What carries the argument
Quaternion-based graph convolution that strengthens attribute interaction to alleviate the over-dominating effect of topology while operating in shallow layers to relieve over-smoothing.
If this is right
- The framework processes numerical and categorical attributes uniformly without separate pipelines.
- Clustering proceeds without any need to pre-specify the number of clusters during training.
- Joint reconstruction and clustering objectives produce embeddings that respect both attribute and topology information.
- Shallow quaternion layers preserve discriminative signals that deeper standard convolutions would erase.
- The approach extends to any-type attributed data beyond strictly graph-structured inputs.
Where Pith is reading between the lines
- The design points toward using similar alignment steps for other graph tasks that mix discrete and continuous features, such as link prediction.
- If quaternion representations prove stable under attribute noise, the method could be tested on real-world datasets with missing or corrupted entries.
- The separation of over-dominating and over-smoothing remedies suggests experiments that swap in other interaction mechanisms while keeping the shallow constraint fixed.
Load-bearing premise
The assumption that quaternion-based graph convolution strengthens attribute interaction to alleviate the over-dominating effect and that shallow architectures relieve over-smoothing.
What would settle it
Running AGREE on a heterogeneous-attribute benchmark and finding that clustering accuracy does not exceed standard GCN baselines while node embeddings still exhibit high similarity or loss of attribute discriminability would falsify the central claim.
Figures
read the original abstract
Attributed graph clustering partitions nodes by jointly exploiting node attributes and graph topology. It remains challenging due to attribute heterogeneity and representation degradation during graph learning. Real-world datasets often contain heterogeneous attributes, i.e., numerical and categorical attributes, complicating unified representation learning. This challenge becomes more complex in attributed graphs, where constructing a clustering-friendly graph structure from attributes and topology remains difficult. Under deep graph architectures, repeated graph propagation causes node embeddings to become overly similar, leading to the over-smoothing (OS) effect. Meanwhile, graph representation learning amplifies topological influence, making discriminative attribute information harder to exploit for clustering, an effect we refer to as over-dominating (OD). To bridge these gaps, an end-to-end framework, Any-type attributed Graph REpresentation lEarning (AGREE), is proposed. It unifies attributed graphs and any-type attributed data through multi-level alignment and similarity-based graph construction. Quaternion-based graph convolution strengthens attribute interaction to alleviate OD, while shallow graph architectures help relieve OS. The learned embeddings are jointly optimized for graph reconstruction and clustering, without requiring a predefined number of clusters during training. Experiments on diverse benchmarks show that AGREE achieves strong overall performance in accuracy, robustness, and adaptability.
Editorial analysis
A structured set of objections, weighed in public.
Referee Report
Summary. The paper proposes AGREE, an end-to-end framework for heterogeneous attributed graph clustering. It unifies any-type attributed data via multi-level alignment and similarity-based graph construction, employs quaternion-based graph convolution to strengthen attribute interactions and alleviate the over-dominating (OD) effect, uses shallow architectures to mitigate over-smoothing (OS), and jointly optimizes embeddings for graph reconstruction and clustering without a predefined cluster count. Experiments on diverse benchmarks are reported to demonstrate strong performance in accuracy, robustness, and adaptability.

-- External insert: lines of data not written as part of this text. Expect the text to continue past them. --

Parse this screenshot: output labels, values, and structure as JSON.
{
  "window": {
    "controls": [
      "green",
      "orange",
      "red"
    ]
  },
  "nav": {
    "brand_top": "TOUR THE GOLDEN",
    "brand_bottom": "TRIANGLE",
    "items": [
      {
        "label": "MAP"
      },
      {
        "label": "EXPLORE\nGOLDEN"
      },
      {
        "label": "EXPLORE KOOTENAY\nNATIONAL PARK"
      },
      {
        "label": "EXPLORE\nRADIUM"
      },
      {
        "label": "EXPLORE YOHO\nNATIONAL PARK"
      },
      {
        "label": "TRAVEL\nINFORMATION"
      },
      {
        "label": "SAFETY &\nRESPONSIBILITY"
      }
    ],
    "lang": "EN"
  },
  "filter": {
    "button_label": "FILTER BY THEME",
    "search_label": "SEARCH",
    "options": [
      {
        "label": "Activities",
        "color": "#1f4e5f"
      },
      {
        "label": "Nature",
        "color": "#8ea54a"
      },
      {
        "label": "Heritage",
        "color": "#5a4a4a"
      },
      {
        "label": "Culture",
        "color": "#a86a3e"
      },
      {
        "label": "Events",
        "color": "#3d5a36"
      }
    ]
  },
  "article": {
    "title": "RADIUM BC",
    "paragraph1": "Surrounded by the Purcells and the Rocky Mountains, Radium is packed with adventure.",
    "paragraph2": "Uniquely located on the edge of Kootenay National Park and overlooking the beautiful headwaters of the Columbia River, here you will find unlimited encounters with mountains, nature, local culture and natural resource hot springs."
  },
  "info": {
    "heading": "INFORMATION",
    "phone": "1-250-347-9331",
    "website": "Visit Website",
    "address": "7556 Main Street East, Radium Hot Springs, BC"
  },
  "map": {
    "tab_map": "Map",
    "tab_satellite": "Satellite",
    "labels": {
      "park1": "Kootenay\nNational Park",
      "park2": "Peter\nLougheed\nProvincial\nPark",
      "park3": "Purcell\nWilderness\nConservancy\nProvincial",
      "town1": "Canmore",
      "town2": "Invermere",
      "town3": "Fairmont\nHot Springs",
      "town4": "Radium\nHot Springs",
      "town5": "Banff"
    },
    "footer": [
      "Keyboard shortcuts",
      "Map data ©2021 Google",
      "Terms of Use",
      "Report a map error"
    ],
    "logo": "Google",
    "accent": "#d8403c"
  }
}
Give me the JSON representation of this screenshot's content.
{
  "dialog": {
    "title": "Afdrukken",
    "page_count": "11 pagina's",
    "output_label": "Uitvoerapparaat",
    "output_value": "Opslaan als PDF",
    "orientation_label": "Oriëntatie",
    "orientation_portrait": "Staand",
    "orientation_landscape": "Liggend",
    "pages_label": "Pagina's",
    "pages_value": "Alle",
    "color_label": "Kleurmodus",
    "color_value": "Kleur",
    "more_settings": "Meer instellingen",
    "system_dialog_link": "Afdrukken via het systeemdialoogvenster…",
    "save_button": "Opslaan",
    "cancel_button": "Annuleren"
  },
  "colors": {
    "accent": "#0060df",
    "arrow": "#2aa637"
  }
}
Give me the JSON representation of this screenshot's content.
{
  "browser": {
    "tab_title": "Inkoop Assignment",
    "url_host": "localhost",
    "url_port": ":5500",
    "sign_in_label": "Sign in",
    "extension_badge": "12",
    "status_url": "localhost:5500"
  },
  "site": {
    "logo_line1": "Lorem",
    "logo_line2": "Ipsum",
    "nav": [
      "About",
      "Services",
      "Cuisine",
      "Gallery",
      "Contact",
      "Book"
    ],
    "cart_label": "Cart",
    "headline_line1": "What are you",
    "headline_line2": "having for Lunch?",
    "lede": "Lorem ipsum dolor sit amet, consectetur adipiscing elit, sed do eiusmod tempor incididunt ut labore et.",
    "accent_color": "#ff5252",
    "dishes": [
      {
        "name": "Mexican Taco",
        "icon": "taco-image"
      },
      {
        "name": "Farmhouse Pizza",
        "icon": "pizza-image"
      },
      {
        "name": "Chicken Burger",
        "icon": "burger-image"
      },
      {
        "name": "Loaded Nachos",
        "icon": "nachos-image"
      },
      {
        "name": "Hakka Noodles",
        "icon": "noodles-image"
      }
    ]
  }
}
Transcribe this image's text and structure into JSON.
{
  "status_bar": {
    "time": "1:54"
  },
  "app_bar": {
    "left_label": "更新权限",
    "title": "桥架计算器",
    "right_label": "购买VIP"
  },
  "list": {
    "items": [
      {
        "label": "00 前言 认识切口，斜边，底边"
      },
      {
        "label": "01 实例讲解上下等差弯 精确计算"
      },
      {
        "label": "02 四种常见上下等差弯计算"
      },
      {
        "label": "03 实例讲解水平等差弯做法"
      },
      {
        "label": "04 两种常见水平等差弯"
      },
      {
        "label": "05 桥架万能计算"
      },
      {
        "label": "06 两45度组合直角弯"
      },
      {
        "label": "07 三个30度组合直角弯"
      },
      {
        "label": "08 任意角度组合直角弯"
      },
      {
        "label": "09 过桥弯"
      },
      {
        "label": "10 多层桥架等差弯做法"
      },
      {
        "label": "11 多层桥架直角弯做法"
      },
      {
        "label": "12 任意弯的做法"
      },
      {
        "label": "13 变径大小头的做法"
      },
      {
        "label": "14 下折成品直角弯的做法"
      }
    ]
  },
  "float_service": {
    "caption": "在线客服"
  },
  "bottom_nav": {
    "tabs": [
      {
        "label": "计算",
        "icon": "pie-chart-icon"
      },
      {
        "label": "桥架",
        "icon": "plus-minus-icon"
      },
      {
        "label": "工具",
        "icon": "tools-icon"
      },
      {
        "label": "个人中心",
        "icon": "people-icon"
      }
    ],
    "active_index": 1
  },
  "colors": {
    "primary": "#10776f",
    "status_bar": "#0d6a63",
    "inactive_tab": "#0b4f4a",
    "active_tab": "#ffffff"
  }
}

Significance. If the experimental claims hold, the work addresses practically relevant challenges in attributed graph clustering by targeting OD and OS with quaternion representations and shallow layers. The end-to-end design without requiring a preset number of clusters and the handling of heterogeneous (numerical/categorical) attributes are useful contributions. The reported gains on multiple benchmarks, if reproducible and properly controlled, would position the method as a competitive baseline in the graph clustering literature.
minor comments (2)
- [Abstract] Abstract: the claim of 'strong overall performance' is stated without any quantitative metrics, baselines, or effect sizes; adding 1-2 key numbers (e.g., average NMI improvement) would make the summary more informative.
- [Abstract] The description of quaternion convolution 'strengthening attribute interaction' and shallow layers 'relieving OS' is presented at a high level; a brief concrete illustration (e.g., how the quaternion multiplication differs from real-valued GCN in the first layer) would aid readability.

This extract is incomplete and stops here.